Source: Haver Analytics, IHS Markit, Emirates NBD Research
The fastest growing sectors in the third quarter of 2017 were among the smallest in terms of GDP: water, sewerage & waste management (26.5% y/y; 0.1% of GDP) and health and social work (17.4% y/y; 1.1% of GDP).
Of the bigger sectors, real estate activities grew 7.9% y/y and the transport & storage sector grew 4.2% y/y in Q3 2017. Wholesale & retail trade expanded 3.9% y/y after contracting in Q2. However, manufacturing, which accounts for nearly 10% of Dubai’s GDP, recorded just 0.1% growth over Q3 2016. Hotels & restaurants grew 1.6% y/y but this was off a very high base (26.3% y/y in Q3 2016).
The only sectors which contracted in the third quarter of 2017 were information & communication (-2.3% y/y) and finance & insurance activities (-0.8% y/y).
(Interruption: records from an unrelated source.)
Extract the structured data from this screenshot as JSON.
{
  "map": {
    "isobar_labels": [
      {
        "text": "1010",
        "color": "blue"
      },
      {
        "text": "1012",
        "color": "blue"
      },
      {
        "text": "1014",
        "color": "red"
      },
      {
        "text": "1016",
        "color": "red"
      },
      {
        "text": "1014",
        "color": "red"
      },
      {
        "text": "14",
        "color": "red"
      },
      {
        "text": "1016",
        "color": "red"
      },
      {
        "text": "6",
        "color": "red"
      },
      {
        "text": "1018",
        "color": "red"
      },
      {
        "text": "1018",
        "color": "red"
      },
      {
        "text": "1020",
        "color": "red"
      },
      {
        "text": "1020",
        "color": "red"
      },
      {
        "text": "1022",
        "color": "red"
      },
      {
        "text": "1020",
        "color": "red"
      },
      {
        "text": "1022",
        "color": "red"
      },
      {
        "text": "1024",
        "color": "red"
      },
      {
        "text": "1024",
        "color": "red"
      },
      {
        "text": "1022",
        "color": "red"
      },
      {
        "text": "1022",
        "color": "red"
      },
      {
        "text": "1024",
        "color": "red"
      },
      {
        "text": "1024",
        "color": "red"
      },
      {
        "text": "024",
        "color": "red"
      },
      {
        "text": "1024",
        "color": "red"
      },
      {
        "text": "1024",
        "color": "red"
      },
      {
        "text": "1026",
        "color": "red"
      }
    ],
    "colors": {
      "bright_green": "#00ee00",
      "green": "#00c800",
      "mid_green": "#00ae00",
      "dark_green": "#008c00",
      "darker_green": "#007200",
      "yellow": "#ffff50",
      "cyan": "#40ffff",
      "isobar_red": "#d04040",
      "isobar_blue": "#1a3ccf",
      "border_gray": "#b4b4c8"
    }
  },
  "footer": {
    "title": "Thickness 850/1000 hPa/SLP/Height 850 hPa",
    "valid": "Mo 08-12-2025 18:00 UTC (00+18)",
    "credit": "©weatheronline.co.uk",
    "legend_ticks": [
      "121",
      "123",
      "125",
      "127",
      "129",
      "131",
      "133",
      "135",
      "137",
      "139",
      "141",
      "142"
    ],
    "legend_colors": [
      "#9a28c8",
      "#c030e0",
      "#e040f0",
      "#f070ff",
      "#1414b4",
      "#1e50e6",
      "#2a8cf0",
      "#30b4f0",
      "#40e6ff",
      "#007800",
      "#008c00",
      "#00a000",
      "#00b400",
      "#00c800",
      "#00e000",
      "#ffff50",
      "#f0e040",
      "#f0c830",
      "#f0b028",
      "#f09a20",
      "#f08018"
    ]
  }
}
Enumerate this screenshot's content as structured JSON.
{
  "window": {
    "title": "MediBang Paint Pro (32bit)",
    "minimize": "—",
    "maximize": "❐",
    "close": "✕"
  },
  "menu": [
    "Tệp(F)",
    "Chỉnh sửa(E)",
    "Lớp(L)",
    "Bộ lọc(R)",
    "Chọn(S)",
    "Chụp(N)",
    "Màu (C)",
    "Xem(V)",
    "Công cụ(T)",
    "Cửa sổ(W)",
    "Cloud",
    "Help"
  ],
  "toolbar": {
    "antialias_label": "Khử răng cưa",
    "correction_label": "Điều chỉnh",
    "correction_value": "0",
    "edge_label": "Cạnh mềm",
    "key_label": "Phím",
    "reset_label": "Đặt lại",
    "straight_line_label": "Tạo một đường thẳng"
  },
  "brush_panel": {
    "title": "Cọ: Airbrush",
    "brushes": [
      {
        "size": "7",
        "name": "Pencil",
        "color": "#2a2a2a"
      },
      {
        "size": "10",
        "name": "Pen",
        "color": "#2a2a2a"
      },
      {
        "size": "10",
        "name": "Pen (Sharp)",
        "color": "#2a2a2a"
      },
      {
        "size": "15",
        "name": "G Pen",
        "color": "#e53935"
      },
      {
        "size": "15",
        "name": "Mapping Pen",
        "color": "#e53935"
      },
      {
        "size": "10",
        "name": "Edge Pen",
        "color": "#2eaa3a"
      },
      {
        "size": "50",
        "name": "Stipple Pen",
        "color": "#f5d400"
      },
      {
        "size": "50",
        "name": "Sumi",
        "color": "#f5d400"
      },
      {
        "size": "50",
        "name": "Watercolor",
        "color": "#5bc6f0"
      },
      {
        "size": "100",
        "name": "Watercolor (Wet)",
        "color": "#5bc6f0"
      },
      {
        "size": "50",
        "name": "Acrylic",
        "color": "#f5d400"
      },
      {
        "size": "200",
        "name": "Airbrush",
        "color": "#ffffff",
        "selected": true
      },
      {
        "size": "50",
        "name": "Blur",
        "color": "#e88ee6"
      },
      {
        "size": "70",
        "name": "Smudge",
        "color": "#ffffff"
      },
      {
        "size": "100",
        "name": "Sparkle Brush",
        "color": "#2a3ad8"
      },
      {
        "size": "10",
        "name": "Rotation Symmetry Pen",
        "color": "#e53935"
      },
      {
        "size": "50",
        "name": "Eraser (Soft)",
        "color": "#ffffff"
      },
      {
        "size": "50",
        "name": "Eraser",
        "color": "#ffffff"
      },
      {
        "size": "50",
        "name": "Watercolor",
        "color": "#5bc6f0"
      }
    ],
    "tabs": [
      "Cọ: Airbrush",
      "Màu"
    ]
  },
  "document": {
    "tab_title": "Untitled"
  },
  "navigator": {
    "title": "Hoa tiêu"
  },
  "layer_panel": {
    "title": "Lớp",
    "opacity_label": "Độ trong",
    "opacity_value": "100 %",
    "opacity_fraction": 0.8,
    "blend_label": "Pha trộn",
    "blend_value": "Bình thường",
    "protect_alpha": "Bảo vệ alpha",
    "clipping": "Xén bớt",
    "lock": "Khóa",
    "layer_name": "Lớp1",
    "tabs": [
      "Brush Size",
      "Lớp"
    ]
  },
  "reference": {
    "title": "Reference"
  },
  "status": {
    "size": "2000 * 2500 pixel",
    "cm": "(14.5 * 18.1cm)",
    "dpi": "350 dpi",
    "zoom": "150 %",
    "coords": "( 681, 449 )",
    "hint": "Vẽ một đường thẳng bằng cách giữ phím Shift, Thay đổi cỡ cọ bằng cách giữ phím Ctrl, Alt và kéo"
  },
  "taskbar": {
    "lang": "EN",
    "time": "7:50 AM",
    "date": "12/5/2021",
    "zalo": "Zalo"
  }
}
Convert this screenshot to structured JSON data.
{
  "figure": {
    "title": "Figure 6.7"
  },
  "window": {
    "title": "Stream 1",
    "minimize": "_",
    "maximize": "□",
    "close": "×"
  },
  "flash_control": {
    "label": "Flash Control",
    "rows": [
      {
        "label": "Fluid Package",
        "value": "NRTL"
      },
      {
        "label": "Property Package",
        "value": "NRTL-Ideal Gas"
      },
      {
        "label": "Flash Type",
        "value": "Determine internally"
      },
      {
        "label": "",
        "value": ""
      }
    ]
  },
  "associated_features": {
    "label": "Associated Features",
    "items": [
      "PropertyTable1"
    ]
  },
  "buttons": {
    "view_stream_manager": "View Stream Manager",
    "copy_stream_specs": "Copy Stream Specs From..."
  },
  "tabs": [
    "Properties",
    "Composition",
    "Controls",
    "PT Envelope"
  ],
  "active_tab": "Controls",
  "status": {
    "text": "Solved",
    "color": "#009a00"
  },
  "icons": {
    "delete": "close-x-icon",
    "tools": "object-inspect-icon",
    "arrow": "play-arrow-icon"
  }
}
Overall, Dubai’s economy expanded 2.9% y/y in January through September. While this makes our full year forecast of 3.5% look a little out of reach, we believe that growth accelerated sharply in Q4 2017 as businesses and consumers brought forward purchases and boosted output ahead of the introduction of VAT in January 2018. We expect Dubai’s growth to accelerate to 4.0% this year.